Twitter and Facebook Demolish Global Series of Disinformation Network

On Thursday, Facebook Inc. and Twitter stated that they had dismantled over a dozen disinformation networks utilized by political and state-backed groups in several countries to deceive and misguide users on their platforms.

Identify and Suspend!

In secluded statements, the two companies stated that they had spotted and suspended over 3,500 accounts between them, which were using fabricated identities and other deceptive behaviors to broadcast false or misleading information.

The networks aimed at users in a broad selection of countries, consisting of the United States where officials have warned that foreign governments are trying to tamper with the outcome of November’s presidential election.

After experiencing heavy scrutiny for failing to curb asserted Russian efforts to sway the 2016 U.S. election, Facebook and Twitter have declared an array of high-profile takedowns in the weeks resulting in this year’s presidential vote.

In several cases, the social media companies have partnered with U.S. law enforcement to track and dismantle political influence campaigns targeting U.S. voters which have been linked to foreign states, most notably Iran and Russia.

Tehran and Moscow have repeatedly refuted the allegations.

The takedowns declared on Thursday included networks with a global reach far beyond the U.S. election.

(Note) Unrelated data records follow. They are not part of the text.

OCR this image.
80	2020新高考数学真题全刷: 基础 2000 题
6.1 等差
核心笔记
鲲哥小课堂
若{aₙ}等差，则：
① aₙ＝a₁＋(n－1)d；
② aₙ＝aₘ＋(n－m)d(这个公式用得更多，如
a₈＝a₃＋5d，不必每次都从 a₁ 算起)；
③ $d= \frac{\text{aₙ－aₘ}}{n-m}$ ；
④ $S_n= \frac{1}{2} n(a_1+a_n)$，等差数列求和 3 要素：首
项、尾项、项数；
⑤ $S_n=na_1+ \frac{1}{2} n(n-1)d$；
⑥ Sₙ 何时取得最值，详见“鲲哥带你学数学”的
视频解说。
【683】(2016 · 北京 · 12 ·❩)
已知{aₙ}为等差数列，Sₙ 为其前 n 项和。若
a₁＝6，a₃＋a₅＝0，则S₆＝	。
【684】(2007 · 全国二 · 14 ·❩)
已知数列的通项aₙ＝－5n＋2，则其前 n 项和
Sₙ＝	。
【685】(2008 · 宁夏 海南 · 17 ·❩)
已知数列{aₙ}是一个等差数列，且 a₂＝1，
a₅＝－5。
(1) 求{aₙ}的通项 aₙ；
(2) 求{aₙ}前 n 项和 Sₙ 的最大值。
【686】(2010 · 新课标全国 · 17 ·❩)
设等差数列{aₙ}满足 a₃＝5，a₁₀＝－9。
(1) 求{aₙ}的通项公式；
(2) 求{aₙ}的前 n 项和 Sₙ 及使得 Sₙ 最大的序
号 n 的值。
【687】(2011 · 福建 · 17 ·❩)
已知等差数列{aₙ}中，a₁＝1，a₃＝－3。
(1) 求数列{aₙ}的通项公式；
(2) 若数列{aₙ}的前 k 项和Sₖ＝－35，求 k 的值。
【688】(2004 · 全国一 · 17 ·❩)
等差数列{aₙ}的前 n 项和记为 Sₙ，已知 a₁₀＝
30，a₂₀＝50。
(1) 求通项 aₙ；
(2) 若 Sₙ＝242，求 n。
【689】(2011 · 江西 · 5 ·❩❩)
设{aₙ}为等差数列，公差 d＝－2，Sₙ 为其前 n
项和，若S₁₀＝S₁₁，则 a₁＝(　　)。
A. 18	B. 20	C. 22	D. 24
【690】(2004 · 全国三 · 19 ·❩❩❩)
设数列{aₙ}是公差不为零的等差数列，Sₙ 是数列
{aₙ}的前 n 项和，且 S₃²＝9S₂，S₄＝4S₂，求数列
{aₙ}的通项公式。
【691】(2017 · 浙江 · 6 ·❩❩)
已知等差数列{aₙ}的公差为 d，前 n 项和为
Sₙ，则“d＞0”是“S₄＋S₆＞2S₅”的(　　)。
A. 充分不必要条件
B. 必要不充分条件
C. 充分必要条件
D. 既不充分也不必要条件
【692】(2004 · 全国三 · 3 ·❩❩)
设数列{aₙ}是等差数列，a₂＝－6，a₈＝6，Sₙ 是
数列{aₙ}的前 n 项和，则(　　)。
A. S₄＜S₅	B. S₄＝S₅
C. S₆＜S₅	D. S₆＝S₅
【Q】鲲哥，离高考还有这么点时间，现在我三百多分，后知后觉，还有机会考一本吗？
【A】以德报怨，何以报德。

The operations targeted Internet users in at least 16 other countries ranging from Azerbaijan to Nigeria and Japan, according to Facebook and Twitter.

Twitter also stated that the five networks it had taken down were separately associated with groups with ties to the governments of Iran, Saudi Arabia, Cuba, Thailand, and Russia.

Naming Some Groups

“Our goal with these disclosures is to continue to build public understanding around the ways in which state actors try to abuse and undermine open democratic conversation,” the company said in a statement.

Facebook also explained it had spotted 10 networks, some of which it had previously identified publicly. The networks were predominantly linked to political groups who aimed at domestic audiences, it said, consisting of the Myanmar military and the youth wing of Azerbaijan’s ruling party.

“Deceptive campaigns like these raise particularly complex issues by blurring the line of a healthy public debate and manipulation,” according to Nathaniel Gleicher, Facebook’s head of cybersecurity policy.

The Washington Post has reported that Turning Point USA was the reason behind a “spam-like” political messaging campaign, which posted 4,500 tweets with identical content. At the time, Twitter suspended 20 accounts and Facebook stated it would investigate the activity.

Case of Rally Forge

Turning Point said the allegations related to a separate entity. “The mistake has been flagged with Facebook’s communication team,” it said in a statement.

Messages left with Rally Forge and its Phoenix area-based president, Jake Hoffman was not immediately returned.

Facebook also banned a U.S. marketing firm with the name Rally Forge, which it claimed had worked with conservative activism organization Turning Point USA and a self-proclaimed environmental body called Inclusive Conservation Group.